This Api can __get__, __post__ ,__put__ and __delete__ from the local excel sheet.

The following test cases applied on the local api do the following:

1. Get first element
2. Delete first element
3. Get first element again after index 1 has been deleted
4. Put request to edit index 50
5. Gets index 50
6. Posts to the end of the local excel sheet

Cases tested on __postman__ or __jupyter notebook__ dont need arabic words to be reshaped

Cases tested in __terminal__ need arabic words to be reshaped by passing the arabic word to the function Arabic_reshape()

In [22]:
def test_cases_for_api(base_url):
    novel_id=1
    response_get=requests.get(base_url+f"Novel/{novel_id}") #Gets first novel
    print (f"Get response for novel {novel_id} = {response_get.json()} and status code is {response_get.status_code}")

    response_del=requests.delete(base_url+f"Novel/{novel_id}") #Deletes first novel
    print(f"Status code for deleting novel {novel_id} is {response_del.status_code}")

    response_get=requests.get(base_url+f"Novel/{novel_id}") #Gets first novel after we deleted novel at index 1
    print (f"Get response for novel {novel_id} = {response_get.json()} and status code is {response_get.status_code}")


    novel_id=50
    response_put=requests.put(base_url+f"Novel/{novel_id}",{'الروايه':'الحرافيش','المؤلف':'نجيب محفوظ','البلد':'مصر'}) #edits novel at index 50
    print(f"Put response for novel {novel_id} = {response_put.json()} with status code {response_put.status_code}")

    response_get=requests.get(base_url+f"Novel/{novel_id}") #Gets novel at index 50
    print (f"Get response for novel {novel_id} = {response_get.json()} and status code is {response_get.status_code}")

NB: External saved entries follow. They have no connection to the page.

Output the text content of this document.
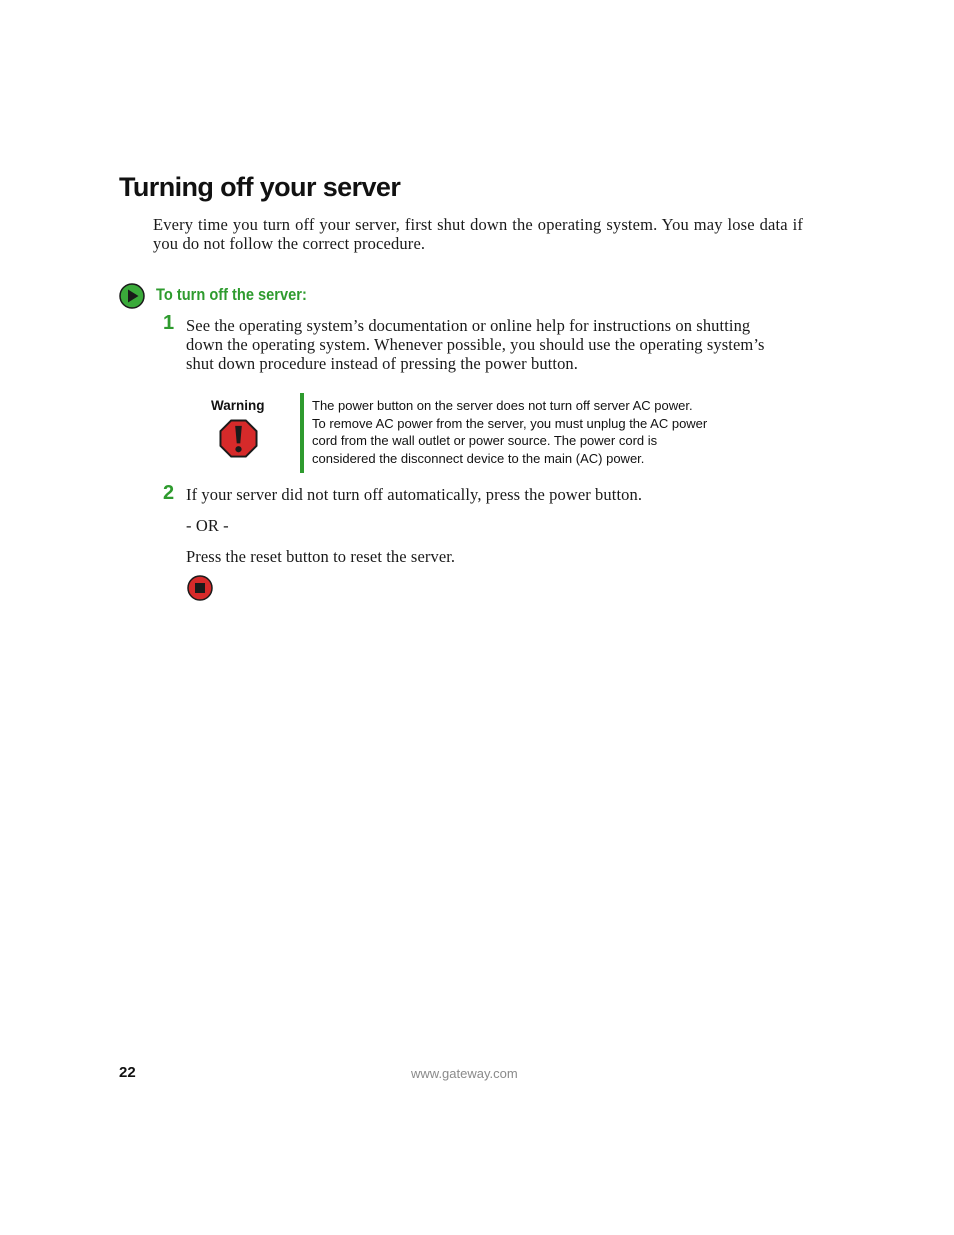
Turning off your server

Every time you turn off your server, first shut down the operating system. You may lose data if you do not follow the correct procedure.

To turn off the server:
1 See the operating system’s documentation or online help for instructions on shutting
down the operating system. Whenever possible, you should use the operating system’s
shut down procedure instead of pressing the power button.

Warning	The power button on the server does not turn off server AC power.
To remove AC power from the server, you must unplug the AC power
cord from the wall outlet or power source. The power cord is
considered the disconnect device to the main (AC) power.

2 If your server did not turn off automatically, press the power button.

- OR -

Press the reset button to reset the server.

22	www.gateway.com
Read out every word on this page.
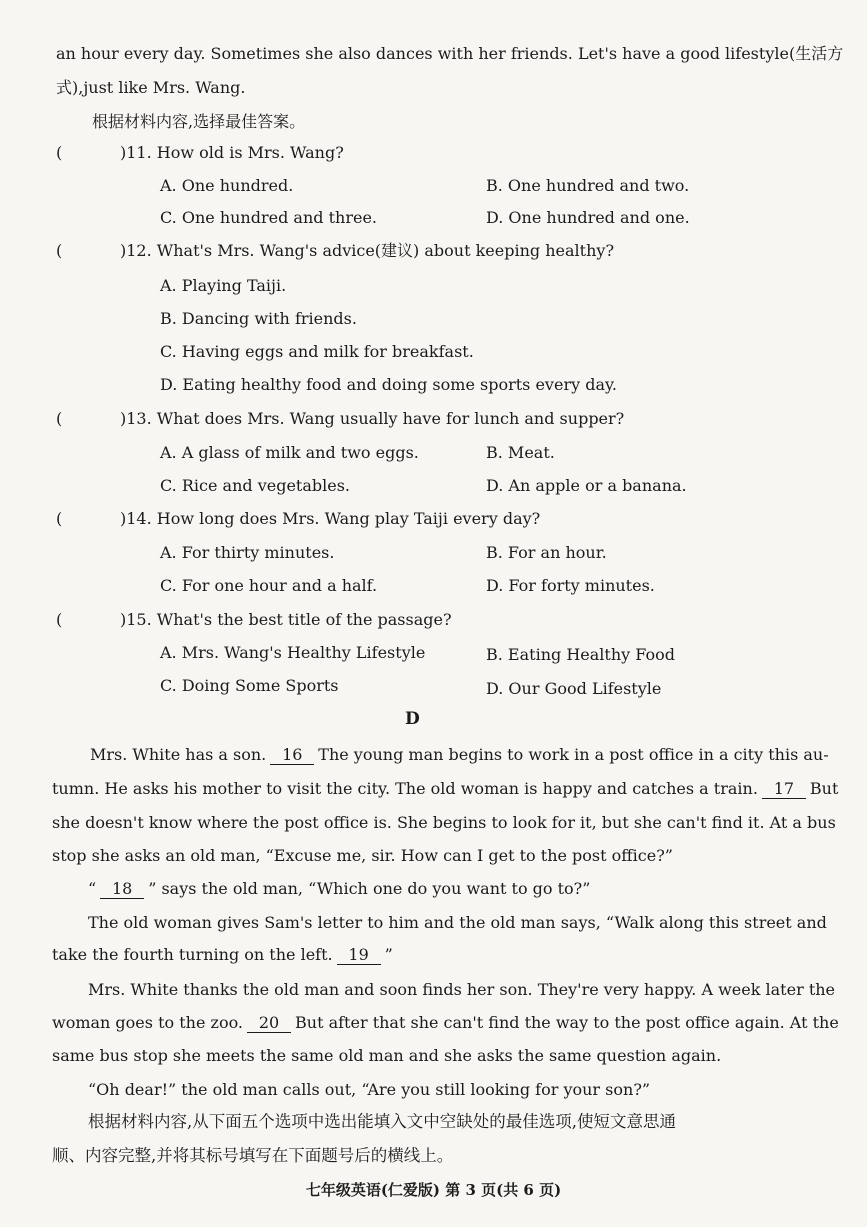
an hour every day. Sometimes she also dances with her friends. Let's have a good lifestyle(生活方
式),just like Mrs. Wang.
根据材料内容,选择最佳答案。
(	)11. How old is Mrs. Wang?
A. One hundred.	B. One hundred and two.
C. One hundred and three.	D. One hundred and one.
(	)12. What's Mrs. Wang's advice(建议) about keeping healthy?
A. Playing Taiji.
B. Dancing with friends.
C. Having eggs and milk for breakfast.
D. Eating healthy food and doing some sports every day.
(	)13. What does Mrs. Wang usually have for lunch and supper?
A. A glass of milk and two eggs.	B. Meat.
C. Rice and vegetables.	D. An apple or a banana.
(	)14. How long does Mrs. Wang play Taiji every day?
A. For thirty minutes.	B. For an hour.
C. For one hour and a half.	D. For forty minutes.
(	)15. What's the best title of the passage?
A. Mrs. Wang's Healthy Lifestyle	B. Eating Healthy Food
C. Doing Some Sports	D. Our Good Lifestyle
D
Mrs. White has a son. 16 The young man begins to work in a post office in a city this au-
tumn. He asks his mother to visit the city. The old woman is happy and catches a train. 17 But
she doesn't know where the post office is. She begins to look for it, but she can't find it. At a bus
stop she asks an old man, “Excuse me, sir. How can I get to the post office?”
“ 18 ” says the old man, “Which one do you want to go to?”
The old woman gives Sam's letter to him and the old man says, “Walk along this street and
take the fourth turning on the left. 19 ”
Mrs. White thanks the old man and soon finds her son. They're very happy. A week later the
woman goes to the zoo. 20 But after that she can't find the way to the post office again. At the
same bus stop she meets the same old man and she asks the same question again.
“Oh dear!” the old man calls out, “Are you still looking for your son?”
根据材料内容,从下面五个选项中选出能填入文中空缺处的最佳选项,使短文意思通
顺、内容完整,并将其标号填写在下面题号后的横线上。
七年级英语(仁爱版) 第 3 页(共 6 页)
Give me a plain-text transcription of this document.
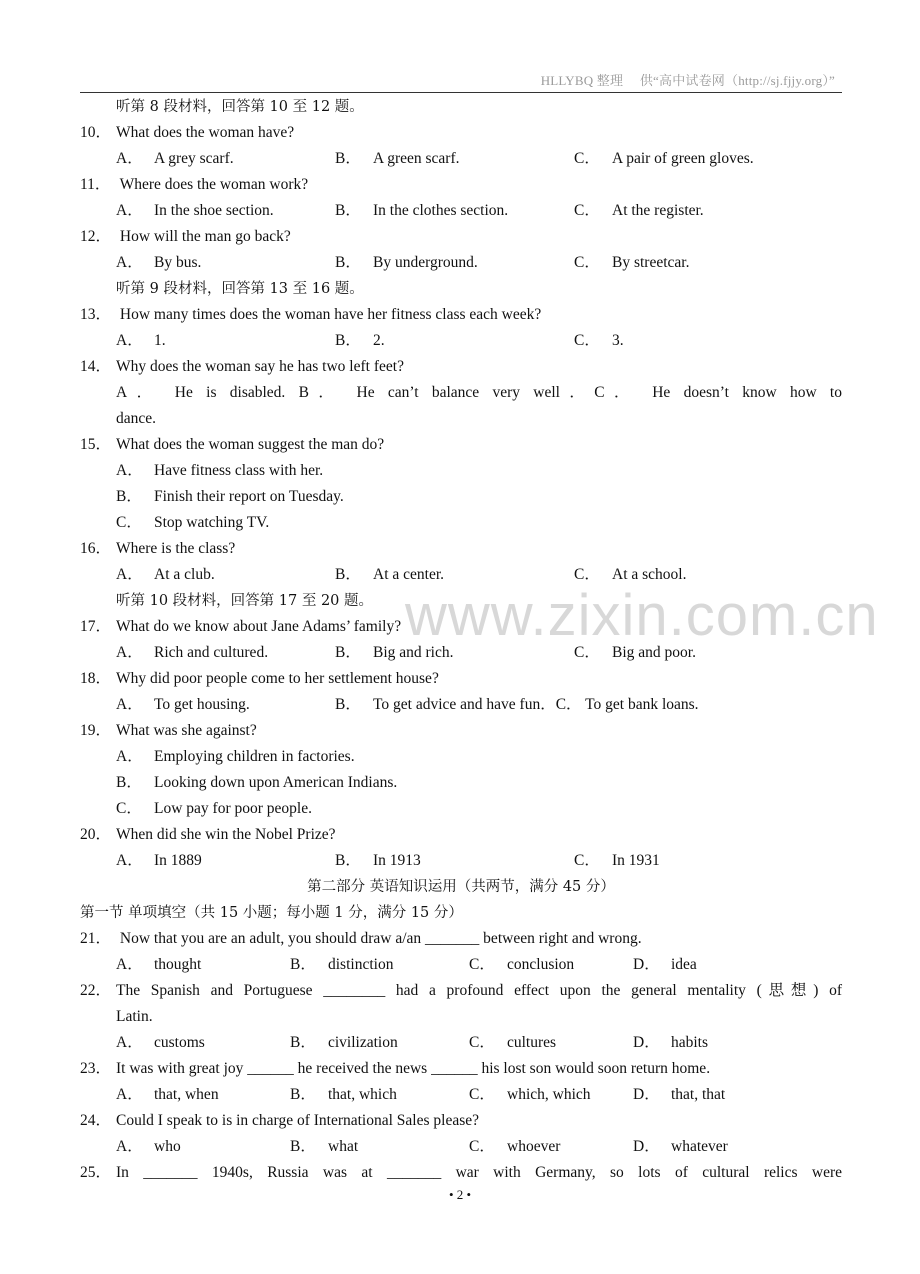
HLLYBQ 整理　 供“高中试卷网（http://sj.fjjy.org）”
www.zixin.com.cn
听第 8 段材料，回答第 10 至 12 题。
10． What does the woman have?
A． A grey scarf.	B． A green scarf.	C． A pair of green gloves.
11． Where does the woman work?
A． In the shoe section.	B． In the clothes section.	C． At the register.
12． How will the man go back?
A． By bus.	B． By underground.	C． By streetcar.
听第 9 段材料，回答第 13 至 16 题。
13． How many times does the woman have her fitness class each week?
A． 1.	B． 2.	C． 3.
14． Why does the woman say he has two left feet?
A． He is disabled. B． He can’t balance very well．C． He doesn’t know how to
dance.
15． What does the woman suggest the man do?
A． Have fitness class with her.
B． Finish their report on Tuesday.
C． Stop watching TV.
16． Where is the class?
A． At a club.	B． At a center.	C． At a school.
听第 10 段材料，回答第 17 至 20 题。
17． What do we know about Jane Adams’ family?
A． Rich and cultured.	B． Big and rich.	C． Big and poor.
18． Why did poor people come to her settlement house?
A． To get housing.	B． To get advice and have fun．C． To get bank loans.
19． What was she against?
A． Employing children in factories.
B． Looking down upon American Indians.
C． Low pay for poor people.
20． When did she win the Nobel Prize?
A． In 1889	B． In 1913	C． In 1931
第二部分 英语知识运用（共两节，满分 45 分）
第一节 单项填空（共 15 小题；每小题 1 分，满分 15 分）
21． Now that you are an adult, you should draw a/an _______ between right and wrong.
A． thought	B． distinction	C． conclusion	D． idea
22． The Spanish and Portuguese ________ had a profound effect upon the general mentality (思想) of
Latin.
A． customs	B． civilization	C． cultures	D． habits
23． It was with great joy ______ he received the news ______ his lost son would soon return home.
A． that, when	B． that, which	C． which, which	D． that, that
24． Could I speak to is in charge of International Sales please?
A． who	B． what	C． whoever	D． whatever
25． In _______ 1940s, Russia was at _______ war with Germany, so lots of cultural relics were
• 2 •
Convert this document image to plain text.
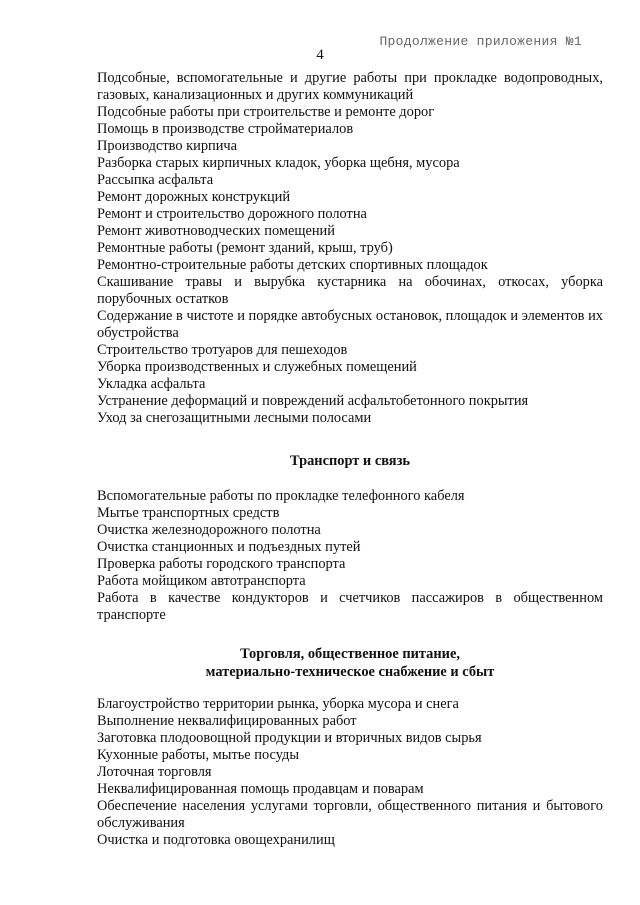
Продолжение приложения №1
4

Подсобные, вспомогательные и другие работы при прокладке водопроводных, газовых, канализационных и других коммуникаций

Подсобные работы при строительстве и ремонте дорог

Помощь в производстве стройматериалов

Производство кирпича

Разборка старых кирпичных кладок, уборка щебня, мусора

Рассыпка асфальта

Ремонт дорожных конструкций

Ремонт и строительство дорожного полотна

Ремонт животноводческих помещений

Ремонтные работы (ремонт зданий, крыш, труб)

Ремонтно-строительные работы детских спортивных площадок

Скашивание травы и вырубка кустарника на обочинах, откосах, уборка порубочных остатков

Содержание в чистоте и порядке автобусных остановок, площадок и элементов их обустройства

Строительство тротуаров для пешеходов

Уборка производственных и служебных помещений

Укладка асфальта

Устранение деформаций и повреждений асфальтобетонного покрытия

Уход за снегозащитными лесными полосами

Транспорт и связь

Вспомогательные работы по прокладке телефонного кабеля

Мытье транспортных средств

Очистка железнодорожного полотна

Очистка станционных и подъездных путей

Проверка работы городского транспорта

Работа мойщиком автотранспорта

Работа в качестве кондукторов и счетчиков пассажиров в общественном транспорте

Торговля, общественное питание,

материально-техническое снабжение и сбыт

Благоустройство территории рынка, уборка мусора и снега

Выполнение неквалифицированных работ

Заготовка плодоовощной продукции и вторичных видов сырья

Кухонные работы, мытье посуды

Лоточная торговля

Неквалифицированная помощь продавцам и поварам

Обеспечение населения услугами торговли, общественного питания и бытового обслуживания

Очистка и подготовка овощехранилищ
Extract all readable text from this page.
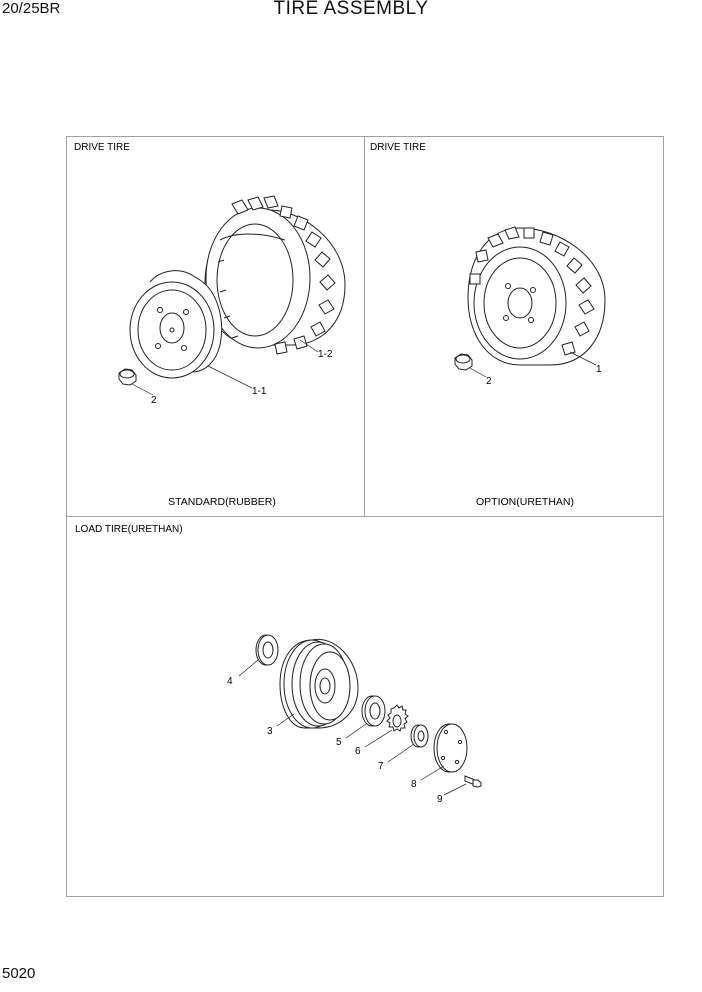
20/25BR	TIRE ASSEMBLY
5020
DRIVE TIRE	DRIVE TIRE
LOAD TIRE(URETHAN)
STANDARD(RUBBER)	OPTION(URETHAN)
1-2
1-1
2
1
2
4
3
5
6
7
8
9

    response_post=requests.post(base_url+"Novel",{'الروايه':'ثرثرة فوق النيل','المؤلف':'نجيب محفوظ','البلد':'مصر'}) #posts new novel at the end of excel file
    print(f"Put response for novel {novel_id} = {response_post.json()} with status code {response_post.status_code}")
    

base_url='http://127.0.0.1:5000/'
test_cases_for_api(base_url)

Get response for novel 1 = {'البلد': 'مصر', 'الروايه': 'الثلاثية', 'المؤلف': 'نجيب محفوظ'} and status code is 200
Status code for deleting novel 1 is 204
Get response for novel 1 = {'البلد': 'فلسطين', 'الروايه': 'البحث عن وليد مسعود', 'المؤلف': 'جبرا إبراهيم جبرا'} and status code is 200
Put response for novel 50 = {'البلد': 'مصر', 'الروايه': 'الحرافيش', 'المؤلف': 'نجيب محفوظ'} with status code 201
Get response for novel 50 = {'البلد': 'مصر', 'الروايه': 'الحرافيش', 'المؤلف': 'نجيب محفوظ'} and status code is 200
Put response for novel 50 = {'البلد': 'مصر', 'الروايه': 'ثرثرة فوق النيل', 'المؤلف': 'نجيب محفوظ'} with status code 201


### Test cases for Heroku API 
API Deployed to heroku and application link is: https://heroku-novels-demo.herokuapp.com/

This Api can __get__ and __delete__ from excel sheet uploaded in [github repository](https://github.com/Meirna-kamal/heroku-app).

__post__ and __put__ functions have been deployed but they return a bad request (status code 400), I tried searching for the reason but unfortuntly i was unable to solve the issue

The following test cases applied on the deployed heroku api do the following:

1. Get first element
2. Delete first element
3. Get first element again after index 1 has been deleted
4. Put request to edit index 50 -> status code 400 (bad request)
5. Gets index 50
6. Posts to the end of the local excel sheet -> status code 400 bad request

In [23]:
import requests

def test_cases_for_api(base_url):
    novel_id=1
    response_get=requests.get(base_url+f"Novel/{novel_id}")
    print (f"Get response for novel {novel_id} = {response_get.json()} and status code is {response_get.status_code}")

    response_del=requests.delete(base_url+f"Novel/{novel_id}")
    print(f"Status code for deleting novel {novel_id} is {response_del.status_code}")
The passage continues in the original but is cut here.